Marc Mauer, the executive director of the Sentencing Project, is one of the country's leading experts on sentencing policy, race, and the criminal justice system. He has directed programs on criminal justice policy reform for 30 years, and is the author of some of the most widely cited reports and publications in the field, including Young Black Men and the Criminal Justice System, and the Americans Behind Bars series comparing international rates of incarceration. His 1995 report on racial disparity and the criminal justice system led The New York Times to editorialize that the report "should set off alarm bells from the White House to city halls—and help reverse the notion that we can incarcerate our way out of fundamental social problems."

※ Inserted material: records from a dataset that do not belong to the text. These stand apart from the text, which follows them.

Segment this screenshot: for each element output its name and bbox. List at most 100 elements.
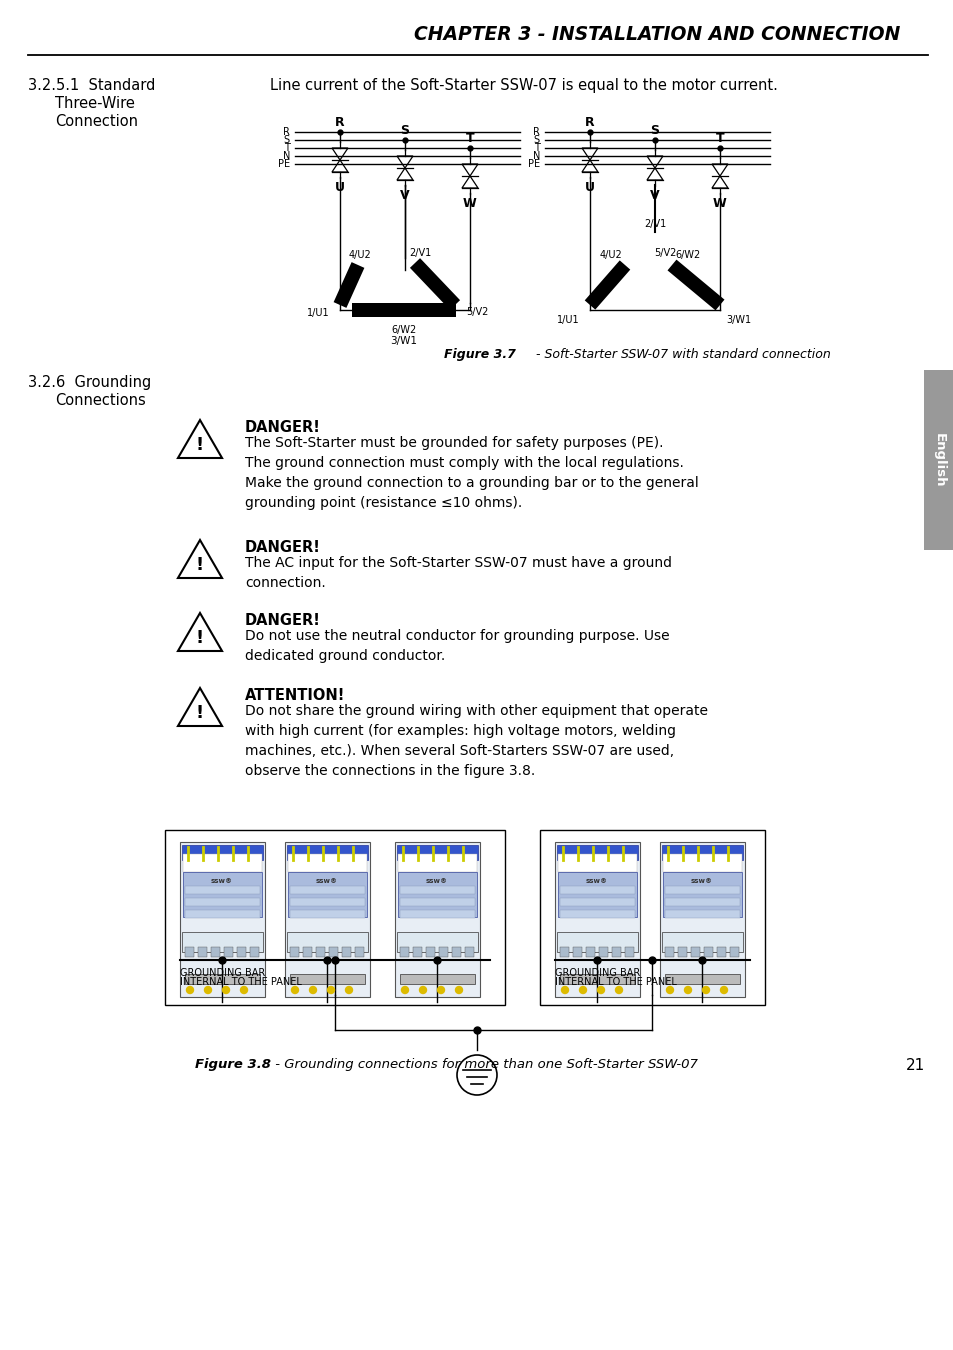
Text: T: T — [284, 143, 290, 153]
Bar — [557, 931, 638, 952]
Bar — [290, 910, 365, 918]
Text: 5/V2: 5/V2 — [465, 306, 488, 317]
Bar — [558, 855, 637, 872]
Text: Figure 3.7: Figure 3.7 — [443, 348, 516, 360]
Text: 5/V2: 5/V2 — [654, 248, 676, 258]
Bar — [287, 845, 368, 860]
Text: Do not share the ground wiring with other equipment that operate
with high curre: Do not share the ground wiring with othe… — [245, 703, 707, 778]
Text: R: R — [283, 127, 290, 136]
Text: ssw®: ssw® — [211, 878, 233, 884]
Bar — [290, 973, 365, 984]
Circle shape — [615, 987, 622, 994]
Bar — [236, 946, 246, 957]
Text: S: S — [650, 124, 659, 136]
Text: 6/W2: 6/W2 — [391, 325, 416, 335]
Text: V: V — [650, 189, 659, 202]
Text: !: ! — [195, 705, 204, 722]
Bar — [182, 845, 263, 860]
Polygon shape — [178, 613, 222, 651]
Bar — [573, 946, 581, 957]
Bar — [559, 898, 635, 906]
Text: INTERNAL TO THE PANEL: INTERNAL TO THE PANEL — [180, 977, 301, 987]
Bar — [399, 973, 475, 984]
Text: V: V — [399, 189, 410, 202]
Bar — [452, 946, 460, 957]
Bar — [397, 872, 476, 917]
Circle shape — [204, 987, 212, 994]
Text: 3/W1: 3/W1 — [390, 336, 417, 346]
Bar — [290, 898, 365, 906]
Text: DANGER!: DANGER! — [245, 613, 320, 628]
Bar — [703, 946, 712, 957]
Text: Connections: Connections — [55, 393, 146, 408]
Bar — [399, 910, 475, 918]
Bar — [185, 946, 193, 957]
Circle shape — [240, 987, 247, 994]
Text: The AC input for the Soft-Starter SSW-07 must have a ground
connection.: The AC input for the Soft-Starter SSW-07… — [245, 556, 671, 590]
Text: INTERNAL TO THE PANEL: INTERNAL TO THE PANEL — [555, 977, 677, 987]
Bar — [426, 946, 435, 957]
Bar — [662, 855, 741, 872]
Text: 4/U2: 4/U2 — [348, 250, 371, 261]
Circle shape — [419, 987, 426, 994]
Bar — [303, 946, 312, 957]
Bar — [180, 842, 265, 998]
Text: T: T — [715, 132, 723, 144]
Text: English: English — [931, 433, 944, 487]
Circle shape — [309, 987, 316, 994]
Text: The Soft-Starter must be grounded for safety purposes (PE).
The ground connectio: The Soft-Starter must be grounded for sa… — [245, 436, 698, 510]
Bar — [399, 898, 475, 906]
Bar — [664, 910, 740, 918]
Bar — [355, 946, 364, 957]
Circle shape — [720, 987, 727, 994]
Text: W: W — [462, 197, 476, 211]
Bar — [341, 946, 351, 957]
Text: !: ! — [195, 629, 204, 648]
Text: U: U — [584, 181, 595, 194]
Bar — [329, 946, 337, 957]
Bar — [624, 946, 634, 957]
Bar — [690, 946, 700, 957]
Bar — [555, 842, 639, 998]
Bar — [664, 973, 740, 984]
Circle shape — [666, 987, 673, 994]
Bar — [315, 946, 325, 957]
Bar — [224, 946, 233, 957]
Text: GROUNDING BAR: GROUNDING BAR — [180, 968, 265, 977]
Bar — [923, 370, 953, 549]
Text: R: R — [335, 116, 344, 130]
Polygon shape — [334, 262, 364, 308]
Polygon shape — [584, 261, 630, 309]
Bar — [287, 931, 368, 952]
Bar — [598, 946, 607, 957]
Bar — [557, 845, 638, 860]
Text: 2/V1: 2/V1 — [643, 219, 665, 230]
Bar — [290, 946, 298, 957]
Polygon shape — [410, 258, 459, 311]
Text: DANGER!: DANGER! — [245, 420, 320, 435]
Bar — [185, 898, 260, 906]
Bar — [539, 830, 764, 1004]
Bar — [399, 946, 409, 957]
Text: R: R — [533, 127, 539, 136]
Polygon shape — [178, 540, 222, 578]
Text: !: ! — [195, 556, 204, 574]
Text: !: ! — [195, 436, 204, 455]
Text: U: U — [335, 181, 345, 194]
Text: 3.2.6  Grounding: 3.2.6 Grounding — [28, 375, 152, 390]
Circle shape — [455, 987, 462, 994]
Circle shape — [597, 987, 604, 994]
Text: S: S — [400, 124, 409, 136]
Text: PE: PE — [277, 159, 290, 169]
Text: T: T — [465, 132, 474, 144]
Bar — [185, 886, 260, 894]
Bar — [585, 946, 595, 957]
Text: Figure 3.8: Figure 3.8 — [194, 1058, 271, 1071]
Text: DANGER!: DANGER! — [245, 540, 320, 555]
Text: R: R — [584, 116, 594, 130]
Circle shape — [186, 987, 193, 994]
Bar — [612, 946, 620, 957]
Bar — [250, 946, 258, 957]
Bar — [397, 855, 476, 872]
Polygon shape — [178, 688, 222, 726]
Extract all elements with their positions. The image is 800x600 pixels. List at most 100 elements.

Race to Incarcerate, Mauer's groundbreaking book on how sentencing policies led to the explosive expansion of the U.S. prison population, was a semifinalist for the Robert F. Kennedy Book Award in 1999, and revised in 2006. Mauer is also the co-editor of Invisible Punishment, a 2002 collection of essays by prominent criminal justice experts on the social cost of imprisonment.

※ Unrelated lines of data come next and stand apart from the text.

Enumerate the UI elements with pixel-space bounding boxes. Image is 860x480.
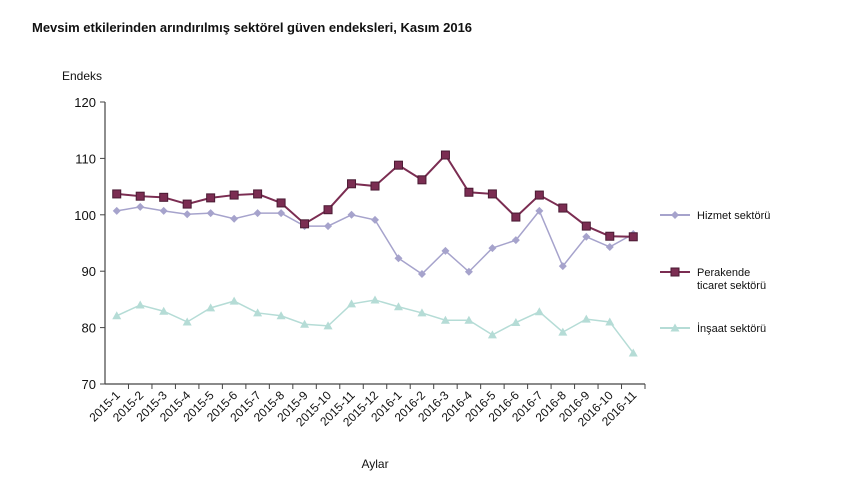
y-tick-label: 110 [75,151,96,166]
data-point [370,295,380,304]
y-axis-label: Endeks [62,69,102,83]
data-point [511,212,521,222]
data-point [276,311,286,320]
data-point [628,232,638,242]
data-point [581,314,591,323]
series-line [116,153,634,238]
data-point [300,219,310,229]
legend-label: Perakende [697,267,750,279]
data-point [323,321,333,330]
legend-item: Hizmet sektörü [660,210,770,222]
legend-label: Hizmet sektörü [697,210,770,222]
data-point [670,267,680,277]
y-tick-label: 120 [74,95,96,110]
y-tick-label: 90 [82,264,96,279]
data-point [534,190,544,200]
data-point [136,202,145,211]
data-point [112,189,122,199]
data-point [605,242,614,251]
series-0 [112,202,638,279]
data-point [534,307,544,316]
data-point [464,187,474,197]
data-point [253,189,263,199]
data-point [440,315,450,324]
data-point [511,236,520,245]
data-point [417,175,427,185]
data-point [535,206,544,215]
data-point [488,244,497,253]
data-point [394,254,403,263]
data-point [670,323,680,332]
legend-label: İnşaat sektörü [697,322,766,335]
data-point [370,181,380,191]
data-point [182,199,192,209]
data-point [159,306,169,315]
data-point [417,270,426,279]
y-tick-label: 70 [82,377,96,392]
data-point [371,215,379,224]
x-axis-label: Aylar [361,457,388,471]
data-point [628,348,638,357]
data-point [183,210,192,219]
data-point [276,198,286,208]
data-point [112,311,122,320]
data-point [135,191,145,201]
data-point [487,189,497,199]
data-point [464,315,474,324]
data-point [487,330,497,339]
data-point [253,308,263,317]
series-2 [112,295,638,357]
series-1 [112,150,638,242]
data-point [206,193,216,203]
data-point [558,203,568,213]
data-point [558,327,568,336]
data-point [441,246,450,255]
data-point [182,317,192,326]
legend-item: İnşaat sektörü [660,322,766,335]
data-point [230,214,239,223]
data-point [671,211,679,219]
data-point [206,209,215,218]
data-point [159,206,168,215]
data-point [464,267,473,276]
data-point [347,210,356,219]
data-point [393,302,403,311]
data-point [582,232,591,241]
data-point [135,300,145,309]
data-point [511,318,521,327]
y-tick-label: 100 [74,208,96,223]
data-point [277,209,286,218]
data-point [558,262,567,271]
data-point [300,319,310,328]
data-point [229,190,239,200]
data-point [323,205,333,215]
data-point [229,296,239,305]
data-point [206,303,216,312]
chart-title: Mevsim etkilerinden arındırılmış sektöre… [32,20,473,35]
data-point [581,221,591,231]
y-tick-label: 80 [82,321,96,336]
data-point [159,192,169,202]
data-point [253,209,262,218]
series-line [116,299,634,354]
legend-label: ticaret sektörü [697,280,766,292]
data-point [417,308,427,317]
data-point [324,222,333,231]
data-point [605,231,615,241]
data-point [440,150,450,160]
data-point [112,206,121,215]
data-point [393,160,403,170]
data-point [347,179,357,189]
data-point [347,299,357,308]
data-point [605,317,615,326]
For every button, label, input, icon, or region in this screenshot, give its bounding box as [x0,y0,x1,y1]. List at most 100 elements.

Mauer began his work in criminal justice with the American Friends Service Committee in 1975, and served as the organization's national justice communications coordinator. Since joining The Sentencing Project in 1987, he has testified before Congress and state legislatures, frequently appears on radio and television networks, and is regularly interviewed by The New York Times, The Washington Post, National Public Radio, and many other major media outlets. He is an adjunct faculty member at George Washington University and has served as a consultant to the Bureau of Justice Assistance, the National Institute of Justice, and the American Bar Association's Committee on Race and the Criminal Justice System. In 2005, he became executive director of The Sentencing Project.

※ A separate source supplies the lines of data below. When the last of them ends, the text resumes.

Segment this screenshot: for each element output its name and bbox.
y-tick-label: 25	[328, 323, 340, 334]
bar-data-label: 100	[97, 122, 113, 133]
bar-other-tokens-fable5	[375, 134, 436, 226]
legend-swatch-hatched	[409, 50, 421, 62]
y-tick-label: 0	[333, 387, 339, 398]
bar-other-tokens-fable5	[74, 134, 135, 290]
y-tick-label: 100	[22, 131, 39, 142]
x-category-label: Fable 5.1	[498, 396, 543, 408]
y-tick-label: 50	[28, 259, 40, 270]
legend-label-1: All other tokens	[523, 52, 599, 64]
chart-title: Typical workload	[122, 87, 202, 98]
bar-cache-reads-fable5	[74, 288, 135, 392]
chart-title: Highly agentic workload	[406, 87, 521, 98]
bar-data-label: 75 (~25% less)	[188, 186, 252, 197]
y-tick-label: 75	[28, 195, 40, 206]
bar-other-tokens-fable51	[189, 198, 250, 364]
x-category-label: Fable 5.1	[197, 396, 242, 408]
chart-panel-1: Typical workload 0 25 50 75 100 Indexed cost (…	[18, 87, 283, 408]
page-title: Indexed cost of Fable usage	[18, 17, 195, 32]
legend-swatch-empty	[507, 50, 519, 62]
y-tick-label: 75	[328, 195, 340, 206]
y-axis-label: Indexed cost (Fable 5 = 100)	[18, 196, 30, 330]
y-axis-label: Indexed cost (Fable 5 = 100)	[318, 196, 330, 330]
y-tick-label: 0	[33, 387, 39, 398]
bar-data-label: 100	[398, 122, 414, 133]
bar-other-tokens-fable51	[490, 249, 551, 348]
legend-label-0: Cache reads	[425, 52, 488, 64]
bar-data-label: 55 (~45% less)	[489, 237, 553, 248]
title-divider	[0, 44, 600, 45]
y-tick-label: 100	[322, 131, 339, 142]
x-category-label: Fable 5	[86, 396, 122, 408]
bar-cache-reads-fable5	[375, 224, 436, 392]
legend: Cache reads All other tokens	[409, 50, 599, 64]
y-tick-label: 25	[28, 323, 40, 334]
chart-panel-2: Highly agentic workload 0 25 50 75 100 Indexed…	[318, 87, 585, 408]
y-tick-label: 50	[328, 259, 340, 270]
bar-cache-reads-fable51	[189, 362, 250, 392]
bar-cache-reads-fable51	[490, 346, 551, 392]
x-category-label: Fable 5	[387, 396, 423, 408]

Mauer received the Helen L. Buttenweiser Award from the Fortune Society in 1991, the Donald Cressey Award from the National Council on Crime and Delinquency for contributions to criminal justice research in 1996, the Alfred R. Lindesmith Award from the Drug Policy Alliance for achievement in drug policy scholarship in 2003, the Maud Booth Correctional Services Award from Volunteers of America in 2008, the John Augustus Award from the National Association of Sentencing Advocates in 2009, and the Margaret Mead Award from the International Community Corrections Association in 2009.

A graduate of Stony Brook University, where he received his bachelor's degree, Mauer earned his master of social work from the University of Michigan.